Thick Face Black Heart

Alfrescian (InfP)
Generous Asset
All across the world, anti-establishment and/or far right political parties or movements have gained significant traction, riding on the wave of resentment from rural communities, small townsfolk, and people without college degrees who have been disenfranchised by globalization, immigration, refugees, etc.

Brexit - A vote to leave the EU succeeded despite every poll showing otherwise.

US - Trump

France - Marine Le Pen and her National Front have gained significant ground and are heading into 2017 with strong showing

Italy - The radical 5StarsMovement has gained much traction over the past two years and pose a significant and credible challenge to Renzi.

Austria - Far right Freedom Party and its leader Norbert Hofer, who represents populism and anti-establishment sentiments sweeping across Austria, look set to win the elections next month.

The common thread in all these is anti-immigration, anti-globalization sentiments sweeping over the world.
 

gingerlyn

Alfrescian (Inf)
Asset
I want to know if Singapore new immigrants who have pink IC also anti immigration? what do u think? possible?
 

AsiaDK

Alfrescian
Loyal
how about China? will people in China go crazy and bring down communist party?

China might follow the Indian footsteps and demonetize their old notes. Corrupted officials are known to keep rooms of RMB100 notes.

I think the "right" in China will start to issue new bank notes soon to force the corrupted to reveal their $$$ and inject liquidity to their financial system.

200_million_yuan_official4_0.jpg
 

AsiaDK

Alfrescian
Loyal
I want to know if Singapore new immigrants who have pink IC also anti immigration? what do u think? possible?

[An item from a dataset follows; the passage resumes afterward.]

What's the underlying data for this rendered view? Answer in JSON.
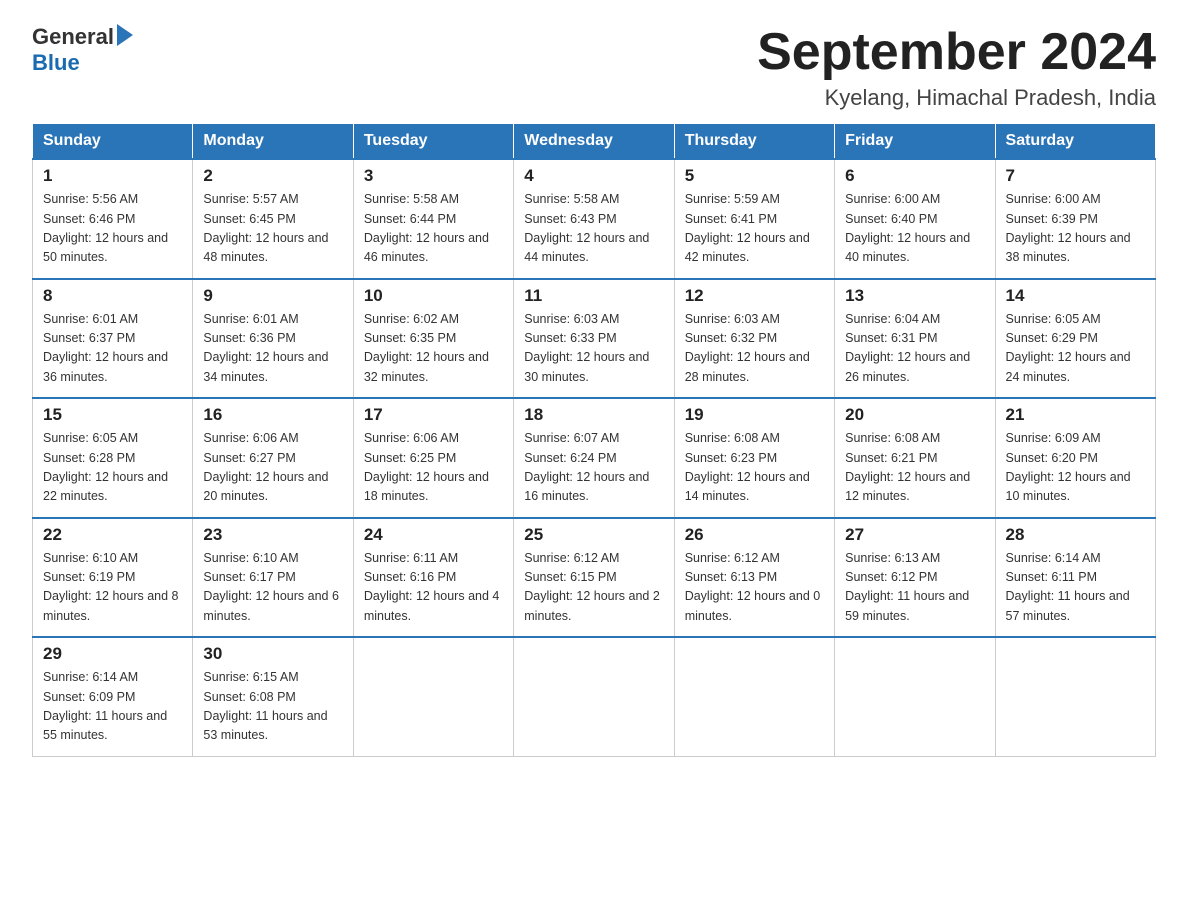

Yes sweet, there are known cases that Sgchinese went back to China to avoid NS.
Likely their parents are former PRC citizens
 

Thick Face Black Heart

Alfrescian (InfP)
Generous Asset
The referendum in Italy next weekend can eventually translate to an Italian EU exit.
https://www.poundsterlinglive.com/e...rendum-likely-to-be-a-game-changer-for-europe


Thanks for the article.

----


Writing in the Financial Times, columnist Wolfgang Munchau entitled his recent piece on the referendum, “Italy’s Referendum holds the Key to the Future of the Euro,” with the subtitle, “On December 5, Europe could wake to an immediate threat of disintegration.”

Yet are such fears warranted?

On the face of it they are not.

The Italian referendum is not even about membership of the EU, it is about reforming the constitution with a focus on the Senate, or upper house of the Italian parliament.

The government wants to reduce the power of the upper house so that legislation can be passed more speedily.

If they win the Senate’s elected representatives will be replaced by local government representatives, whose mandate will be local issues with a central focus, constitutional affairs and EU matters.

It is hoped by reformists that these changes will speed the progress of legislation from drafting to implementation.

Currently, the reforms are unlikely to be passed as polling data confirms the majority of voters do not want a change (42%).

Those who do currently stands at 37%, whilst 21% remain undecided.

Failure is understandable if we look at past form - there have been many attempts to reform the constitution in the past.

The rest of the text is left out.